My question is whether the code I've created for this can be written better. First I'm setting each column's values with functions.
def N1(row):
if row['N'] == 'N1':
return 1
if row['N'] == 'N2' :
return 1
if row['N'] == 'N3' :
return 1
else:
return 0
def N2(row):
if row['N'] == 'N2' :
return 1
if row['N'] == 'N3' :
return 1
else:
return 0
def N3(row):
if row['N'] == 'N3' :
return 1
else:
return 0
def NX(row):
if row['N'] == 'NX' :
return 1
else:
return 0
Then using these functions with:
df['N1'] = df.apply (lambda row: N1(row), axis =1)

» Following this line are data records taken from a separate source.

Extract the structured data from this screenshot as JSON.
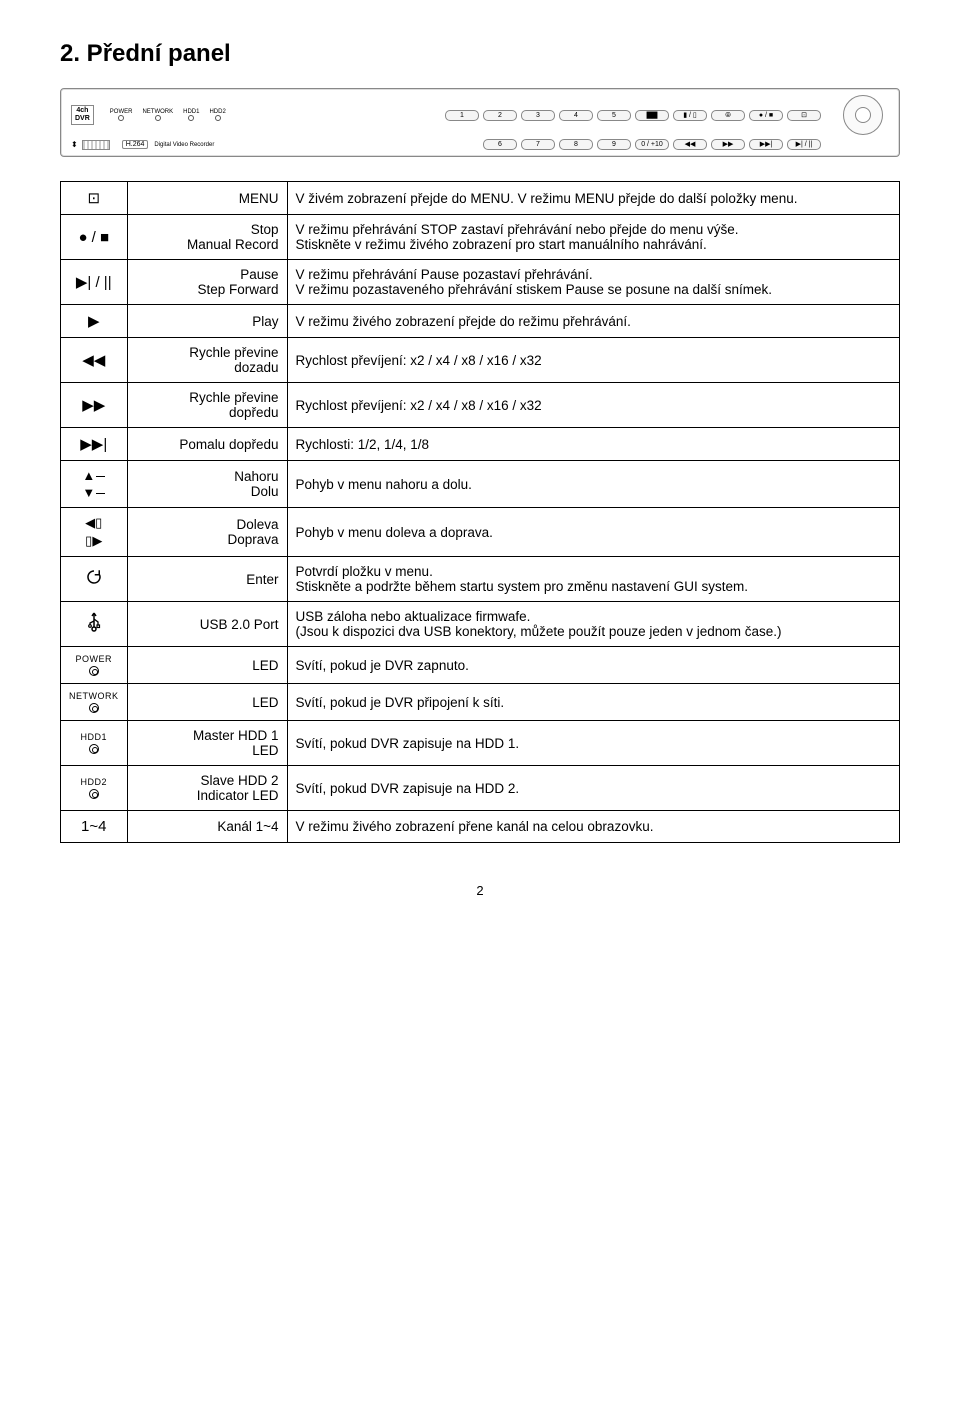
{
  "heading": "2. Přední panel",
  "device": {
    "badge_line1": "4ch",
    "badge_line2": "DVR",
    "leds": [
      "POWER",
      "NETWORK",
      "HDD1",
      "HDD2"
    ],
    "top_buttons": [
      "1",
      "2",
      "3",
      "4",
      "5",
      "▇▇",
      "▮ / ▯",
      "⦾",
      "● / ■",
      "⊡"
    ],
    "h264": "H.264",
    "h264_sub": "Digital Video Recorder",
    "bot_buttons": [
      "6",
      "7",
      "8",
      "9",
      "0 / +10",
      "◀◀",
      "▶▶",
      "▶▶|",
      "▶| / ||"
    ]
  },
  "rows": [
    {
      "icon": "⊡",
      "label": "MENU",
      "desc": "V živém zobrazení přejde do MENU. V režimu MENU přejde do další položky menu."
    },
    {
      "icon": "● / ■",
      "label": "Stop\nManual Record",
      "desc": "V režimu přehrávání STOP zastaví přehrávání nebo přejde do menu výše.\nStiskněte v režimu živého zobrazení pro start manuálního nahrávání."
    },
    {
      "icon": "▶| / ||",
      "label": "Pause\nStep Forward",
      "desc": "V režimu přehrávání Pause pozastaví přehrávání.\nV režimu pozastaveného přehrávání stiskem Pause se posune na další snímek."
    },
    {
      "icon": "▶",
      "label": "Play",
      "desc": "V režimu živého zobrazení přejde do režimu přehrávání."
    },
    {
      "icon": "◀◀",
      "label": "Rychle převine\ndozadu",
      "desc": "Rychlost převíjení: x2 / x4 / x8 / x16 / x32"
    },
    {
      "icon": "▶▶",
      "label": "Rychle převine\ndopředu",
      "desc": "Rychlost převíjení: x2 / x4 / x8 / x16 / x32"
    },
    {
      "icon": "▶▶|",
      "label": "Pomalu dopředu",
      "desc": "Rychlosti: 1/2, 1/4, 1/8"
    },
    {
      "icon": "updown",
      "label": "Nahoru\nDolu",
      "desc": "Pohyb v menu nahoru a dolu."
    },
    {
      "icon": "leftright",
      "label": "Doleva\nDoprava",
      "desc": "Pohyb v menu doleva a doprava."
    },
    {
      "icon": "refresh",
      "label": "Enter",
      "desc": "Potvrdí pložku v menu.\nStiskněte a podržte během startu system pro změnu nastavení GUI system."
    },
    {
      "icon": "usb",
      "label": "USB 2.0 Port",
      "desc": "USB záloha nebo aktualizace firmwafe.\n(Jsou k dispozici dva USB konektory, můžete použít pouze jeden v jednom čase.)"
    },
    {
      "icon": "led",
      "icon_label": "POWER",
      "label": "LED",
      "desc": "Svítí, pokud je DVR zapnuto."
    },
    {
      "icon": "led",
      "icon_label": "NETWORK",
      "label": "LED",
      "desc": "Svítí, pokud je DVR připojení k síti."
    },
    {
      "icon": "led",
      "icon_label": "HDD1",
      "label": "Master HDD 1\nLED",
      "desc": "Svítí, pokud DVR zapisuje na HDD 1."
    },
    {
      "icon": "led",
      "icon_label": "HDD2",
      "label": "Slave HDD 2\nIndicator LED",
      "desc": "Svítí, pokud DVR zapisuje na HDD 2."
    },
    {
      "icon": "text",
      "icon_label": "1~4",
      "label": "Kanál 1~4",
      "desc": "V režimu živého zobrazení přene kanál na celou obrazovku."
    }
  ],
  "page_number": "2"
}
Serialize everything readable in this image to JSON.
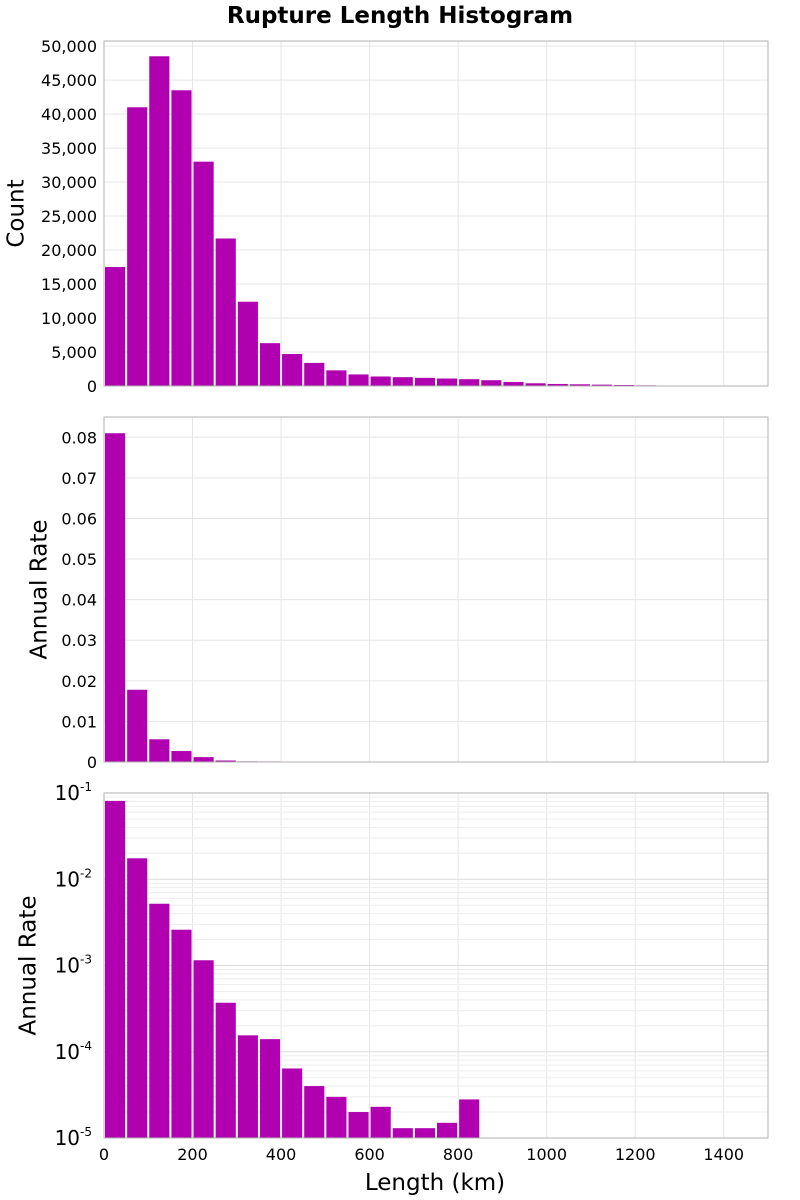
{
  "chart_data": {
    "title": "Rupture Length Histogram",
    "type": "bar",
    "xlabel": "Length (km)",
    "xlim": [
      0,
      1500
    ],
    "xticks": [
      0,
      200,
      400,
      600,
      800,
      1000,
      1200,
      1400
    ],
    "xticklabels": [
      "0",
      "200",
      "400",
      "600",
      "800",
      "1000",
      "1200",
      "1400"
    ],
    "bin_width": 50,
    "bin_centers": [
      25,
      75,
      125,
      175,
      225,
      275,
      325,
      375,
      425,
      475,
      525,
      575,
      625,
      675,
      725,
      775,
      825,
      875,
      925,
      975,
      1025,
      1075,
      1125,
      1175,
      1225,
      1275,
      1325
    ],
    "bar_color": "#b000b0",
    "grid": true,
    "panels": [
      {
        "ylabel": "Count",
        "yscale": "linear",
        "ylim": [
          0,
          50750
        ],
        "yticks": [
          0,
          5000,
          10000,
          15000,
          20000,
          25000,
          30000,
          35000,
          40000,
          45000,
          50000
        ],
        "yticklabels": [
          "0",
          "5,000",
          "10,000",
          "15,000",
          "20,000",
          "25,000",
          "30,000",
          "35,000",
          "40,000",
          "45,000",
          "50,000"
        ],
        "values": [
          17500,
          41000,
          48500,
          43500,
          33000,
          21700,
          12400,
          6300,
          4700,
          3400,
          2300,
          1700,
          1400,
          1300,
          1200,
          1100,
          1000,
          850,
          600,
          400,
          300,
          250,
          200,
          150,
          100,
          50,
          30
        ]
      },
      {
        "ylabel": "Annual Rate",
        "yscale": "linear",
        "ylim": [
          0,
          0.085
        ],
        "yticks": [
          0,
          0.01,
          0.02,
          0.03,
          0.04,
          0.05,
          0.06,
          0.07,
          0.08
        ],
        "yticklabels": [
          "0",
          "0.01",
          "0.02",
          "0.03",
          "0.04",
          "0.05",
          "0.06",
          "0.07",
          "0.08"
        ],
        "values": [
          0.081,
          0.0178,
          0.0056,
          0.0027,
          0.0012,
          0.00037,
          0.00016,
          0.00014,
          6.5e-05,
          4e-05,
          3.1e-05,
          2e-05,
          2.3e-05,
          1.3e-05,
          1.5e-05,
          2.8e-05,
          0,
          0,
          0,
          0,
          0,
          0,
          0,
          0,
          0,
          0,
          0
        ]
      },
      {
        "ylabel": "Annual Rate",
        "yscale": "log",
        "ylim": [
          1e-05,
          0.1
        ],
        "yticks": [
          1e-05,
          0.0001,
          0.001,
          0.01,
          0.1
        ],
        "ytick_base": "10",
        "ytick_exponents": [
          "-5",
          "-4",
          "-3",
          "-2",
          "-1"
        ],
        "values": [
          0.081,
          0.0175,
          0.0052,
          0.0026,
          0.00115,
          0.00037,
          0.000155,
          0.00014,
          6.4e-05,
          4e-05,
          3e-05,
          2e-05,
          2.3e-05,
          1.3e-05,
          1.3e-05,
          1.5e-05,
          2.8e-05,
          0,
          0,
          0,
          0,
          0,
          0,
          0,
          0,
          0,
          0
        ]
      }
    ]
  }
}
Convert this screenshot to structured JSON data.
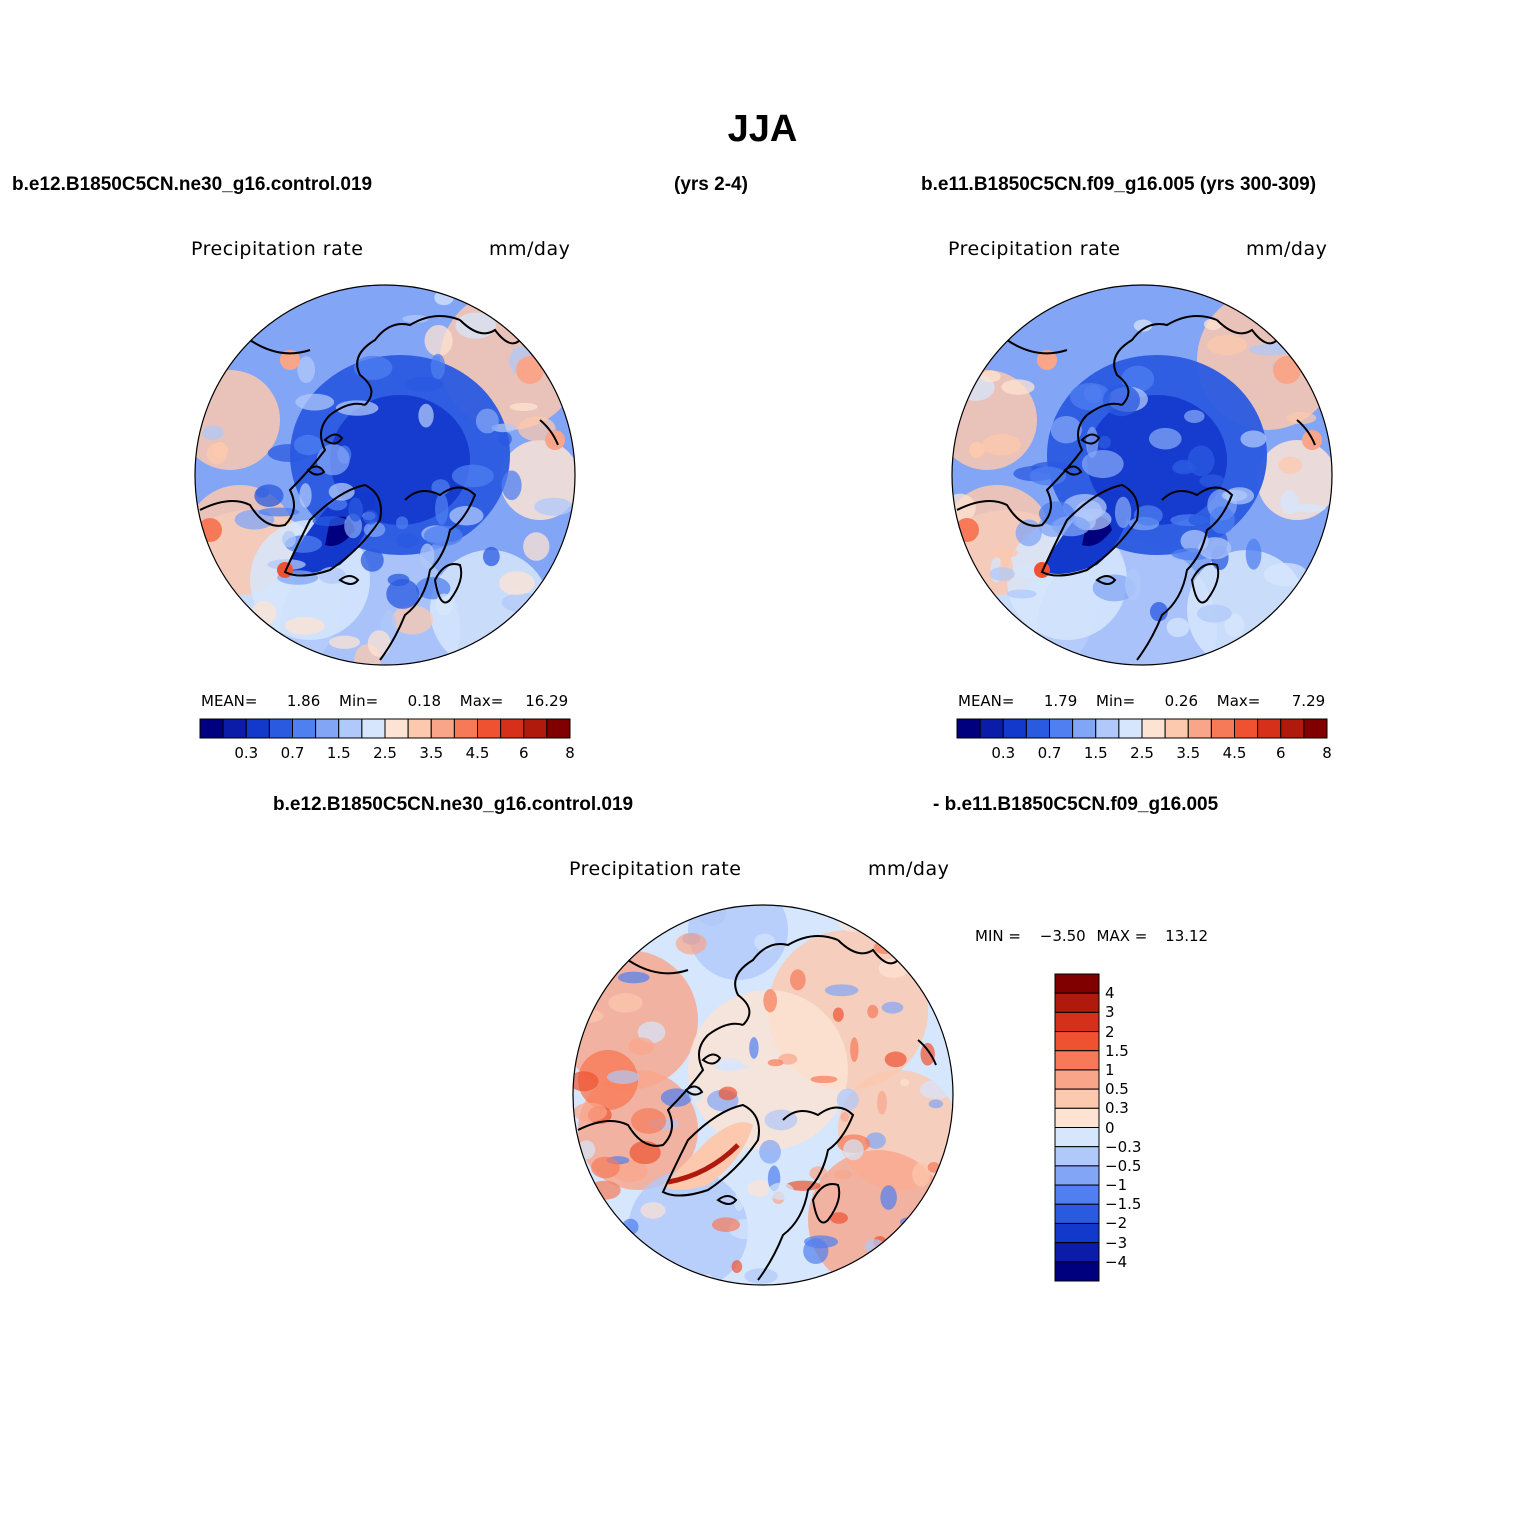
{
  "figure_title": "JJA",
  "top_left_case": "b.e12.B1850C5CN.ne30_g16.control.019",
  "top_left_years": "(yrs 2-4)",
  "top_right_case": "b.e11.B1850C5CN.f09_g16.005 (yrs 300-309)",
  "bottom_case_a": "b.e12.B1850C5CN.ne30_g16.control.019",
  "bottom_case_b": "- b.e11.B1850C5CN.f09_g16.005",
  "chart_data": [
    {
      "type": "heatmap",
      "projection": "polar stereographic (north pole)",
      "variable": "Precipitation  rate",
      "units": "mm/day",
      "stats": {
        "mean_label": "MEAN=",
        "mean": "1.86",
        "min_label": "Min=",
        "min": "0.18",
        "max_label": "Max=",
        "max": "16.29"
      },
      "colorbar": {
        "levels": [
          "0.2",
          "0.3",
          "0.5",
          "0.7",
          "1",
          "1.5",
          "2",
          "2.5",
          "3",
          "3.5",
          "4",
          "4.5",
          "5",
          "6",
          "7",
          "8",
          "9"
        ],
        "tick_labels": [
          "0.3",
          "0.7",
          "1.5",
          "2.5",
          "3.5",
          "4.5",
          "6",
          "8"
        ]
      }
    },
    {
      "type": "heatmap",
      "projection": "polar stereographic (north pole)",
      "variable": "Precipitation  rate",
      "units": "mm/day",
      "stats": {
        "mean_label": "MEAN=",
        "mean": "1.79",
        "min_label": "Min=",
        "min": "0.26",
        "max_label": "Max=",
        "max": "7.29"
      },
      "colorbar": {
        "levels": [
          "0.2",
          "0.3",
          "0.5",
          "0.7",
          "1",
          "1.5",
          "2",
          "2.5",
          "3",
          "3.5",
          "4",
          "4.5",
          "5",
          "6",
          "7",
          "8",
          "9"
        ],
        "tick_labels": [
          "0.3",
          "0.7",
          "1.5",
          "2.5",
          "3.5",
          "4.5",
          "6",
          "8"
        ]
      }
    },
    {
      "type": "heatmap",
      "projection": "polar stereographic (north pole)",
      "variable": "Precipitation  rate",
      "units": "mm/day",
      "stats": {
        "min_label": "MIN =",
        "min": "−3.50",
        "max_label": "MAX =",
        "max": "13.12"
      },
      "colorbar": {
        "orientation": "vertical",
        "levels": [
          "4",
          "3",
          "2",
          "1.5",
          "1",
          "0.5",
          "0.3",
          "0",
          "−0.3",
          "−0.5",
          "−1",
          "−1.5",
          "−2",
          "−3",
          "−4"
        ],
        "tick_labels": [
          "4",
          "3",
          "2",
          "1.5",
          "1",
          "0.5",
          "0.3",
          "0",
          "−0.3",
          "−0.5",
          "−1",
          "−1.5",
          "−2",
          "−3",
          "−4"
        ]
      }
    }
  ],
  "colors": {
    "abs_scale": [
      "#00007f",
      "#0a1ca8",
      "#1338cc",
      "#2a5ae0",
      "#4f7ff0",
      "#82a5f5",
      "#b0c8fa",
      "#d6e6fc",
      "#fde3d3",
      "#fcc8ae",
      "#f9a58a",
      "#f77a58",
      "#ee5230",
      "#d6301a",
      "#b01a0c",
      "#800000"
    ],
    "diff_scale": [
      "#800000",
      "#b01a0c",
      "#d6301a",
      "#ee5230",
      "#f77a58",
      "#f9a58a",
      "#fcc8ae",
      "#fde3d3",
      "#d6e6fc",
      "#b0c8fa",
      "#82a5f5",
      "#4f7ff0",
      "#2a5ae0",
      "#1338cc",
      "#0a1ca8",
      "#00007f"
    ]
  }
}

df['N2'] = df.apply (lambda row: N2(row), axis =1)
df['N3'] = df.apply (lambda row: N3(row), axis =1)
df['NX'] = df.apply (lambda row: NX(row), axis =1)
An Example Final Outcome:
Any input on how this process might take less code is appreciated! Thank you.
Create the dummies of all of the columns and drop 'N0'
as you don't care about that one. Then apply your hierarchy to set the lower stages to 1 if the higher stage is 1.
import pandas as pd
df = pd.DataFrame({'N': ['N0', 'N1', 'NX', 'N2', 'N3']})
df = pd.concat([df, pd.get_dummies(df['N']).drop(columns='N0')], axis=1)
hierarchy = ['N3', 'N2', 'N1']
for i in range(len(hierarchy)-1):
df[hierarchy[i+1]] += df[hierarchy[i]]
N N1 N2 N3 NX
0 N0 0 0 0 0
1 N1 1 0 0 0
2 NX 0 0 0 1
3 N2 1 1 0 0
4 N3 1 1 1 0